Enfin, dans un tout autre domaine où la France n'a aucun pouvoir d'exprimer sa volonté en dépit de son caractère sensible, la justice européenne a validé le  Data Privacy Framework, c'est-à-dire le cadre légal de transfert des données personnelles de l'UE vers les États-Unis. Il s'agit de la troisième version d'un accord deux fois retoqué par cette même justice, en 2015 et en 2020. Or, le texte validé est identique au précédent à un détail près, qui fait toute la différence pour l'UE.

Joe Biden a créé en 2022 une instance chargée outre-Atlantique du contrôle de la protection de données.
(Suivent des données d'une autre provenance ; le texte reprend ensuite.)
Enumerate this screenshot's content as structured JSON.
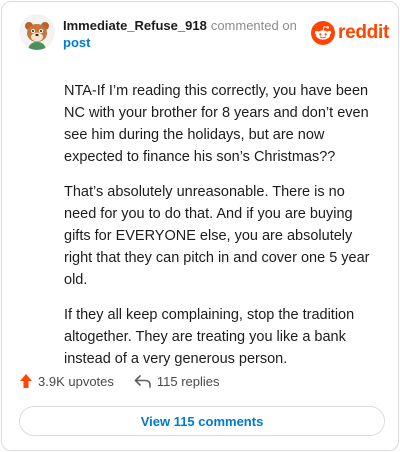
{
  "header": {
    "author": "Immediate_Refuse_918",
    "action": "commented on",
    "target": "post",
    "brand": "reddit"
  },
  "comment": {
    "paragraphs": [
      "NTA-If I’m reading this correctly, you have been NC with your brother for 8 years and don’t even see him during the holidays, but are now expected to finance his son’s Christmas??",
      "That’s absolutely unreasonable. There is no need for you to do that. And if you are buying gifts for EVERYONE else, you are absolutely right that they can pitch in and cover one 5 year old.",
      "If they all keep complaining, stop the tradition altogether. They are treating you like a bank instead of a very generous person."
    ]
  },
  "stats": {
    "upvotes": "3.9K upvotes",
    "replies": "115 replies"
  },
  "footer": {
    "view_label": "View 115 comments"
  },
  "colors": {
    "brand": "#ff4500",
    "link": "#0079d3",
    "upvote": "#ff4500"
  },
  "icons": [
    "avatar",
    "reddit-logo-icon",
    "upvote-arrow-icon",
    "reply-arrow-icon"
  ]
}
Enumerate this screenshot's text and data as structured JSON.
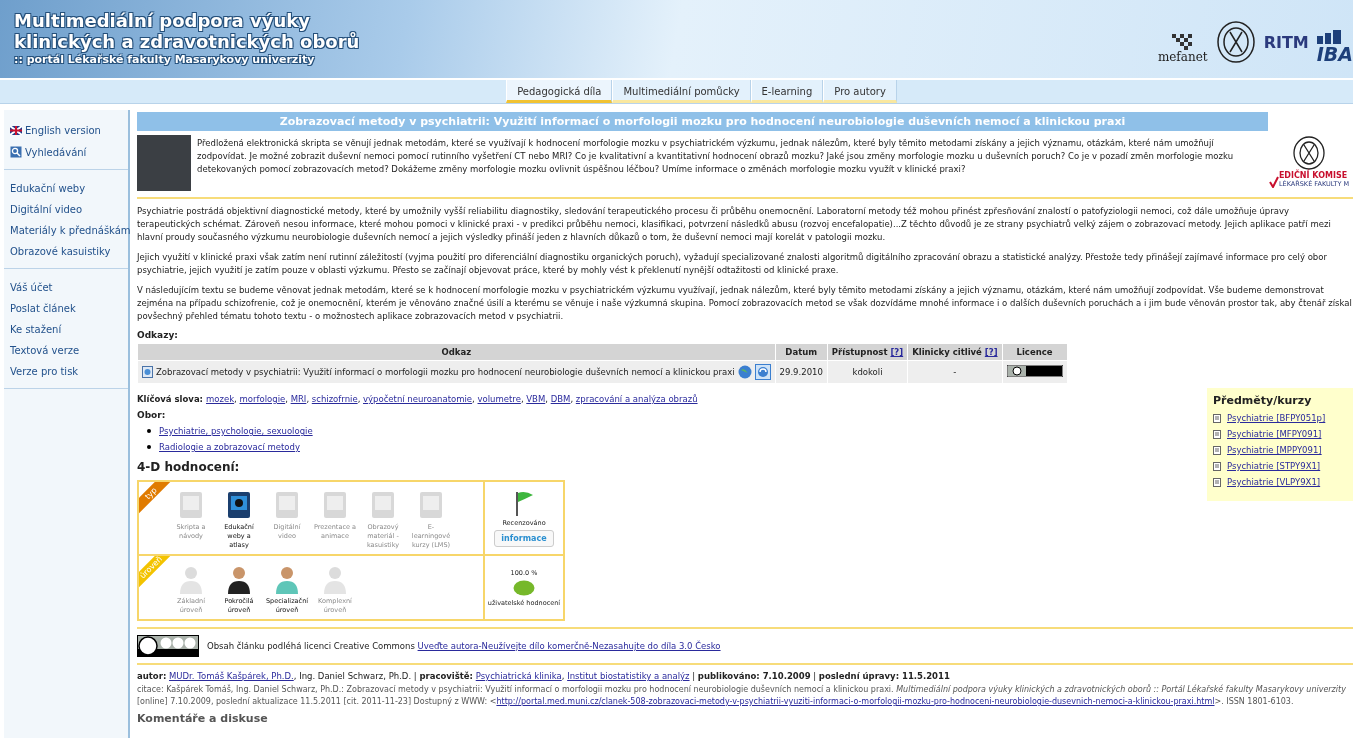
{
  "header": {
    "title_lines": [
      "Multimediální podpora výuky",
      "klinických a zdravotnických oborů"
    ],
    "subtitle": ":: portál Lékařské fakulty Masarykovy univerzity",
    "logos": [
      {
        "kind": "mefanet",
        "label": "mefanet"
      },
      {
        "kind": "seal"
      },
      {
        "kind": "ritm",
        "label": "RITM"
      },
      {
        "kind": "iba",
        "label": "IBA"
      }
    ]
  },
  "tabs": [
    {
      "label": "Pedagogická díla",
      "selected": true
    },
    {
      "label": "Multimediální pomůcky",
      "selected": false
    },
    {
      "label": "E-learning",
      "selected": false
    },
    {
      "label": "Pro autory",
      "selected": false
    }
  ],
  "sidebar": {
    "groups": [
      [
        {
          "label": "English version",
          "kind": "flag"
        },
        {
          "label": "Vyhledávání",
          "kind": "search"
        }
      ],
      [
        {
          "label": "Edukační weby",
          "kind": "plain"
        },
        {
          "label": "Digitální video",
          "kind": "plain"
        },
        {
          "label": "Materiály k přednáškám",
          "kind": "plain"
        },
        {
          "label": "Obrazové kasuistiky",
          "kind": "plain"
        }
      ],
      [
        {
          "label": "Váš účet",
          "kind": "plain"
        },
        {
          "label": "Poslat článek",
          "kind": "plain"
        },
        {
          "label": "Ke stažení",
          "kind": "plain"
        },
        {
          "label": "Textová verze",
          "kind": "plain"
        },
        {
          "label": "Verze pro tisk",
          "kind": "plain"
        }
      ]
    ]
  },
  "article": {
    "title": "Zobrazovací metody v psychiatrii: Využití informací o morfologii mozku pro hodnocení neurobiologie duševních nemocí a klinickou praxi",
    "badge_lines": [
      "EDIČNÍ KOMISE",
      "LÉKAŘSKÉ FAKULTY M"
    ],
    "intro": "Předložená elektronická skripta se věnují jednak metodám, které se využívají k hodnocení morfologie mozku v psychiatrickém výzkumu, jednak nálezům, které byly těmito metodami získány a jejich významu, otázkám, které nám umožňují zodpovídat. Je možné zobrazit duševní nemoci pomocí rutinního vyšetření CT nebo MRI? Co je kvalitativní a kvantitativní hodnocení obrazů mozku? Jaké jsou změny morfologie mozku u duševních poruch? Co je v pozadí změn morfologie mozku detekovaných pomocí zobrazovacích metod? Dokážeme změny morfologie mozku ovlivnit úspěšnou léčbou? Umíme informace o změnách morfologie mozku využít v klinické praxi?",
    "paragraphs": [
      "Psychiatrie postrádá objektivní diagnostické metody, které by umožnily vyšší reliabilitu diagnostiky, sledování terapeutického procesu či průběhu onemocnění. Laboratorní metody též mohou přinést zpřesňování znalostí o patofyziologii nemoci, což dále umožňuje úpravy terapeutických schémat. Zároveň nesou informace, které mohou pomoci v klinické praxi - v predikci průběhu nemoci, klasifikaci, potvrzení následků abusu (rozvoj encefalopatie)...Z těchto důvodů je ze strany psychiatrů velký zájem o zobrazovací metody. Jejich aplikace patří mezi hlavní proudy současného výzkumu neurobiologie duševních nemocí a jejich výsledky přináší jeden z hlavních důkazů o tom, že duševní nemoci mají korelát v patologii mozku.",
      "Jejich využití v klinické praxi však zatím není rutinní záležitostí (vyjma použití pro diferenciální diagnostiku organických poruch), vyžadují specializované znalosti algoritmů digitálního zpracování obrazu a statistické analýzy. Přestože tedy přinášejí zajímavé informace pro celý obor psychiatrie, jejich využití je zatím pouze v oblasti výzkumu. Přesto se začínají objevovat práce, které by mohly vést k překlenutí nynější odtažitosti od klinické praxe.",
      "V následujícím textu se budeme věnovat jednak metodám, které se k hodnocení morfologie mozku v psychiatrickém výzkumu využívají, jednak nálezům, které byly těmito metodami získány a jejich významu, otázkám, které nám umožňují zodpovídat. Vše budeme demonstrovat zejména na případu schizofrenie, což je onemocnění, kterém je věnováno značné úsilí a kterému se věnuje i naše výzkumná skupina. Pomocí zobrazovacích metod se však dozvídáme mnohé informace i o dalších duševních poruchách a i jim bude věnován prostor tak, aby čtenář získal povšechný přehled tématu tohoto textu - o možnostech aplikace zobrazovacích metod v psychiatrii."
    ]
  },
  "links": {
    "heading": "Odkazy:",
    "columns": [
      {
        "label": "Odkaz"
      },
      {
        "label": "Datum"
      },
      {
        "label": "Přístupnost",
        "help": "[?]"
      },
      {
        "label": "Klinicky citlivé",
        "help": "[?]"
      },
      {
        "label": "Licence"
      }
    ],
    "rows": [
      {
        "title": "Zobrazovací metody v psychiatrii: Využití informací o morfologii mozku pro hodnocení neurobiologie duševních nemocí a klinickou praxi",
        "date": "29.9.2010",
        "access": "kdokoli",
        "sensitive": "-"
      }
    ]
  },
  "keywords": {
    "label": "Klíčová slova:",
    "separator": ",",
    "items": [
      "mozek",
      "morfologie",
      "MRI",
      "schizofrnie",
      "výpočetní neuroanatomie",
      "volumetre",
      "VBM",
      "DBM",
      "zpracování a analýza obrazů"
    ]
  },
  "field": {
    "label": "Obor:",
    "items": [
      "Psychiatrie, psychologie, sexuologie",
      "Radiologie a zobrazovací metody"
    ]
  },
  "courses": {
    "title": "Předměty/kurzy",
    "items": [
      "Psychiatrie [BFPY051p]",
      "Psychiatrie [MFPY091]",
      "Psychiatrie [MPPY091]",
      "Psychiatrie [STPY9X1]",
      "Psychiatrie [VLPY9X1]"
    ]
  },
  "rating": {
    "title": "4-D hodnocení:",
    "rows": [
      {
        "ribbon": "typ",
        "kind": "type",
        "items": [
          {
            "label": "Skripta a návody",
            "selected": false
          },
          {
            "label": "Edukační weby a atlasy",
            "selected": true
          },
          {
            "label": "Digitální video",
            "selected": false
          },
          {
            "label": "Prezentace a animace",
            "selected": false
          },
          {
            "label": "Obrazový materiál - kasuistiky",
            "selected": false
          },
          {
            "label": "E-learningové kurzy (LMS)",
            "selected": false
          }
        ],
        "side": {
          "kind": "review",
          "label": "Recenzováno",
          "button": "informace"
        }
      },
      {
        "ribbon": "úroveň",
        "kind": "level",
        "items": [
          {
            "label": "Základní úroveň",
            "selected": false
          },
          {
            "label": "Pokročilá úroveň",
            "selected": true
          },
          {
            "label": "Specializační úroveň",
            "selected": true
          },
          {
            "label": "Komplexní úroveň",
            "selected": false
          }
        ],
        "side": {
          "kind": "score",
          "value": "100.0 %",
          "label": "uživatelské hodnocení"
        }
      }
    ]
  },
  "license": {
    "text": "Obsah článku podléhá licenci Creative Commons ",
    "link": "Uveďte autora-Neužívejte dílo komerčně-Nezasahujte do díla 3.0 Česko"
  },
  "author_line": [
    {
      "kind": "text",
      "text": "**autor:** "
    },
    {
      "kind": "link",
      "text": "MUDr. Tomáš Kašpárek, Ph.D."
    },
    {
      "kind": "text",
      "text": ", Ing. Daniel Schwarz, Ph.D. | **pracoviště:** "
    },
    {
      "kind": "link",
      "text": "Psychiatrická klinika"
    },
    {
      "kind": "text",
      "text": ", "
    },
    {
      "kind": "link",
      "text": "Institut biostatistiky a analýz"
    },
    {
      "kind": "text",
      "text": " | **publikováno: 7.10.2009** | **poslední úpravy: 11.5.2011**"
    }
  ],
  "citation": [
    {
      "kind": "text",
      "text": "citace: Kašpárek Tomáš, Ing. Daniel Schwarz, Ph.D.: Zobrazovací metody v psychiatrii: Využití informací o morfologii mozku pro hodnocení neurobiologie duševních nemocí a klinickou praxi. *Multimediální podpora výuky klinických a zdravotnických oborů :: Portál Lékařské fakulty Masarykovy univerzity* [online] 7.10.2009, poslední aktualizace 11.5.2011 [cit. 2011-11-23] Dostupný z WWW: <"
    },
    {
      "kind": "link",
      "text": "http://portal.med.muni.cz/clanek-508-zobrazovaci-metody-v-psychiatrii-vyuziti-informaci-o-morfologii-mozku-pro-hodnoceni-neurobiologie-dusevnich-nemoci-a-klinickou-praxi.html"
    },
    {
      "kind": "text",
      "text": ">. ISSN 1801-6103."
    }
  ],
  "comments_heading": "Komentáře a diskuse"
}
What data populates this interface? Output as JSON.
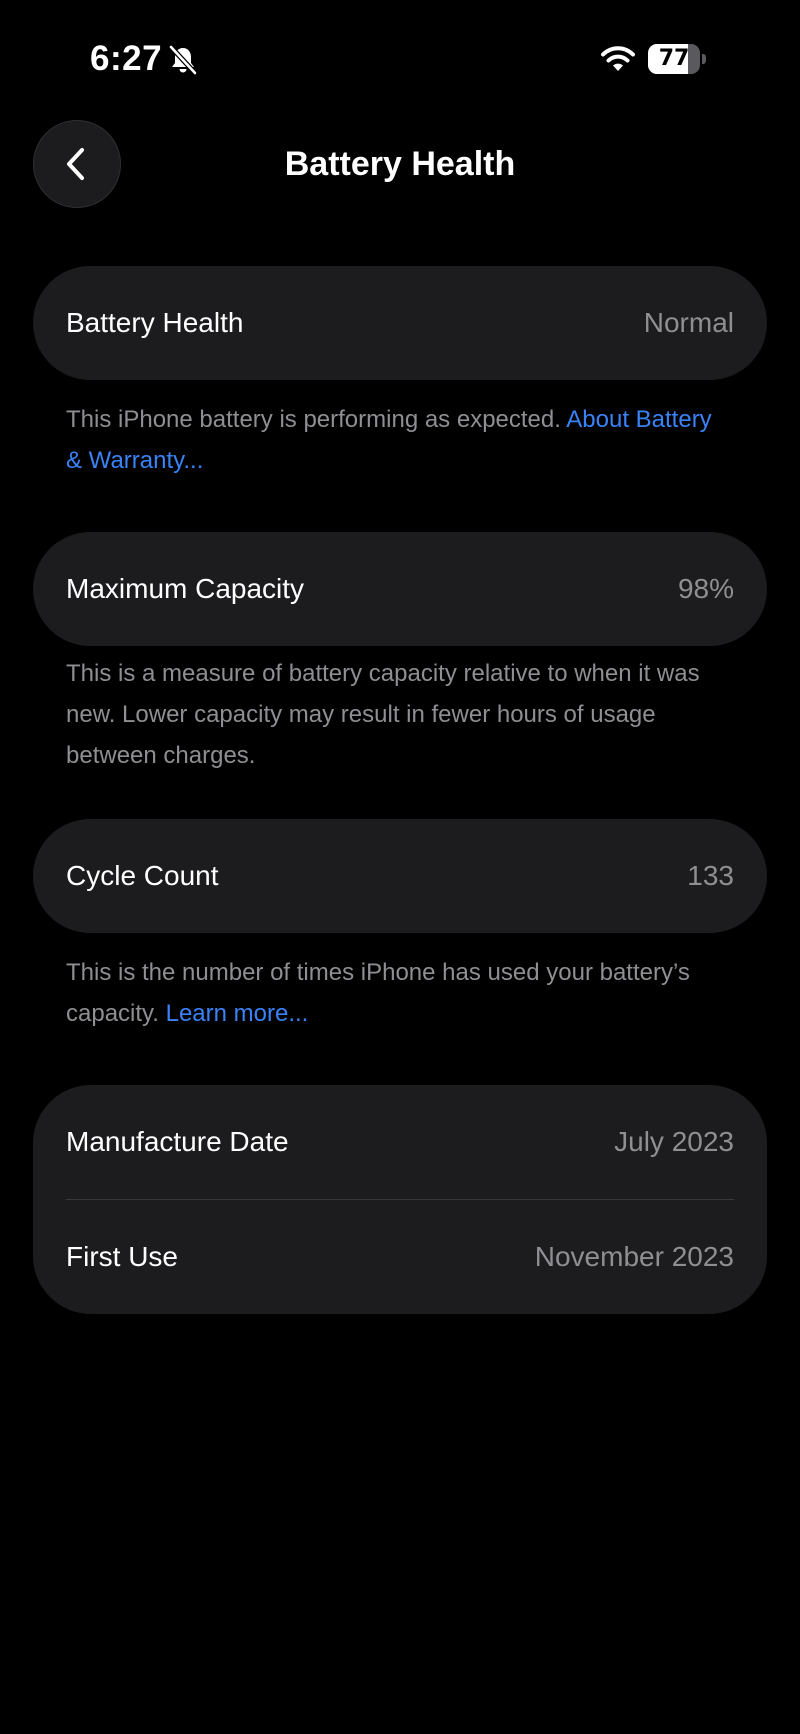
{
  "status_bar": {
    "time": "6:27",
    "battery_level": 77,
    "battery_text": "77",
    "icons": [
      "bell-slash-icon",
      "wifi-icon",
      "battery-icon"
    ]
  },
  "nav": {
    "title": "Battery Health",
    "back_icon": "chevron-left-icon"
  },
  "sections": {
    "health": {
      "label": "Battery Health",
      "value": "Normal",
      "footnote": "This iPhone battery is performing as expected. ",
      "link": "About Battery & Warranty..."
    },
    "capacity": {
      "label": "Maximum Capacity",
      "value": "98%",
      "footnote": "This is a measure of battery capacity relative to when it was new. Lower capacity may result in fewer hours of usage between charges."
    },
    "cycles": {
      "label": "Cycle Count",
      "value": "133",
      "footnote": "This is the number of times iPhone has used your battery’s capacity. ",
      "link": "Learn more..."
    },
    "dates": {
      "manufacture_label": "Manufacture Date",
      "manufacture_value": "July 2023",
      "first_use_label": "First Use",
      "first_use_value": "November 2023"
    }
  },
  "colors": {
    "background": "#000000",
    "card": "#1c1c1e",
    "secondary_text": "#8e8e93",
    "link": "#3a82f7"
  }
}
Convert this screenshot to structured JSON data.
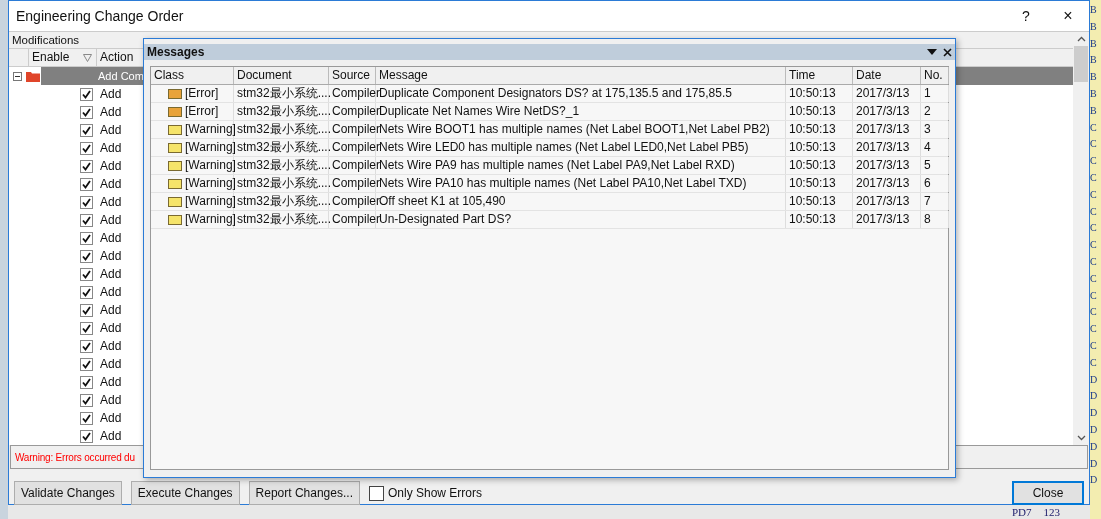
{
  "window": {
    "title": "Engineering Change Order",
    "help": "?",
    "close": "×"
  },
  "modifications": {
    "title": "Modifications",
    "columns": [
      "Enable",
      "Action"
    ],
    "rows": [
      {
        "kind": "group",
        "action": "Add Com",
        "expanded": true,
        "selected": true
      },
      {
        "kind": "item",
        "action": "Add",
        "checked": true
      },
      {
        "kind": "item",
        "action": "Add",
        "checked": true
      },
      {
        "kind": "item",
        "action": "Add",
        "checked": true
      },
      {
        "kind": "item",
        "action": "Add",
        "checked": true
      },
      {
        "kind": "item",
        "action": "Add",
        "checked": true
      },
      {
        "kind": "item",
        "action": "Add",
        "checked": true
      },
      {
        "kind": "item",
        "action": "Add",
        "checked": true
      },
      {
        "kind": "item",
        "action": "Add",
        "checked": true
      },
      {
        "kind": "item",
        "action": "Add",
        "checked": true
      },
      {
        "kind": "item",
        "action": "Add",
        "checked": true
      },
      {
        "kind": "item",
        "action": "Add",
        "checked": true
      },
      {
        "kind": "item",
        "action": "Add",
        "checked": true
      },
      {
        "kind": "item",
        "action": "Add",
        "checked": true
      },
      {
        "kind": "item",
        "action": "Add",
        "checked": true
      },
      {
        "kind": "item",
        "action": "Add",
        "checked": true
      },
      {
        "kind": "item",
        "action": "Add",
        "checked": true
      },
      {
        "kind": "item",
        "action": "Add",
        "checked": true
      },
      {
        "kind": "item",
        "action": "Add",
        "checked": true
      },
      {
        "kind": "item",
        "action": "Add",
        "checked": true
      },
      {
        "kind": "item",
        "action": "Add",
        "checked": true
      }
    ]
  },
  "status": "Warning: Errors occurred du",
  "buttons": [
    {
      "label": "Validate Changes"
    },
    {
      "label": "Execute Changes"
    },
    {
      "label": "Report Changes..."
    }
  ],
  "only_show_errors": {
    "label": "Only Show Errors",
    "checked": false
  },
  "close_button": "Close",
  "messages": {
    "title": "Messages",
    "columns": [
      "Class",
      "Document",
      "Source",
      "Message",
      "Time",
      "Date",
      "No."
    ],
    "rows": [
      {
        "kind": "error",
        "class": "[Error]",
        "document": "stm32最小系统....",
        "source": "Compiler",
        "message": "Duplicate Component Designators DS? at 175,135.5 and 175,85.5",
        "time": "10:50:13",
        "date": "2017/3/13",
        "no": "1"
      },
      {
        "kind": "error",
        "class": "[Error]",
        "document": "stm32最小系统....",
        "source": "Compiler",
        "message": "Duplicate Net Names Wire NetDS?_1",
        "time": "10:50:13",
        "date": "2017/3/13",
        "no": "2"
      },
      {
        "kind": "warning",
        "class": "[Warning]",
        "document": "stm32最小系统....",
        "source": "Compiler",
        "message": "Nets Wire BOOT1 has multiple names (Net Label BOOT1,Net Label PB2)",
        "time": "10:50:13",
        "date": "2017/3/13",
        "no": "3"
      },
      {
        "kind": "warning",
        "class": "[Warning]",
        "document": "stm32最小系统....",
        "source": "Compiler",
        "message": "Nets Wire LED0 has multiple names (Net Label LED0,Net Label PB5)",
        "time": "10:50:13",
        "date": "2017/3/13",
        "no": "4"
      },
      {
        "kind": "warning",
        "class": "[Warning]",
        "document": "stm32最小系统....",
        "source": "Compiler",
        "message": "Nets Wire PA9 has multiple names (Net Label PA9,Net Label RXD)",
        "time": "10:50:13",
        "date": "2017/3/13",
        "no": "5"
      },
      {
        "kind": "warning",
        "class": "[Warning]",
        "document": "stm32最小系统....",
        "source": "Compiler",
        "message": "Nets Wire PA10 has multiple names (Net Label PA10,Net Label TXD)",
        "time": "10:50:13",
        "date": "2017/3/13",
        "no": "6"
      },
      {
        "kind": "warning",
        "class": "[Warning]",
        "document": "stm32最小系统....",
        "source": "Compiler",
        "message": "Off sheet K1 at 105,490",
        "time": "10:50:13",
        "date": "2017/3/13",
        "no": "7"
      },
      {
        "kind": "warning",
        "class": "[Warning]",
        "document": "stm32最小系统....",
        "source": "Compiler",
        "message": "Un-Designated Part DS?",
        "time": "10:50:13",
        "date": "2017/3/13",
        "no": "8"
      }
    ]
  },
  "background": {
    "edge_letters": [
      "B",
      "B",
      "B",
      "B",
      "B",
      "B",
      "B",
      "C",
      "C",
      "C",
      "C",
      "C",
      "C",
      "C",
      "C",
      "C",
      "C",
      "C",
      "C",
      "C",
      "C",
      "C",
      "D",
      "D",
      "D",
      "D",
      "D",
      "D",
      "D"
    ],
    "bottom_labels": [
      "PD7",
      "123"
    ]
  }
}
Cela permet à la justice européenne d'affirmer aujourd'hui que le niveau de protection offert par l'accord est satisfaisant.  Philippe Latombe, le député français qui avait saisi la justice européenne, n'est pas de cet avis, car cette instance est placée sous l'autorité directe de la présidence des États-Unis, et car Donald Trump, depuis son arrivée au pouvoir, a montré par plusieurs décisions que l'impératif de « sécurité nationale » devait primer sur les droits des citoyens, surtout si ce ne sont pas des citoyens américains.

Ces débats et ces décisions cruciales ont lieu tout à fait à l'écart des pouvoirs nationaux et des citoyens, alors qu'ils devraient faire l'objet d'une délibération publique et d'une prise de décision par les seuls organes de pouvoir légitimes que sont les gouvernements et les parlements nationaux. Mais l'Union européenne est passée par là, et l'on ne voit pas en quoi le fait de lui avoir délégué le pouvoir dans ce domaine aide à l'affirmation d'une « souveraineté » européenne. Elle en révèle au contraire le caractère chimérique et illustre, une fois de plus, le renoncement que le projet européiste impose aux États et aux peuples du continent.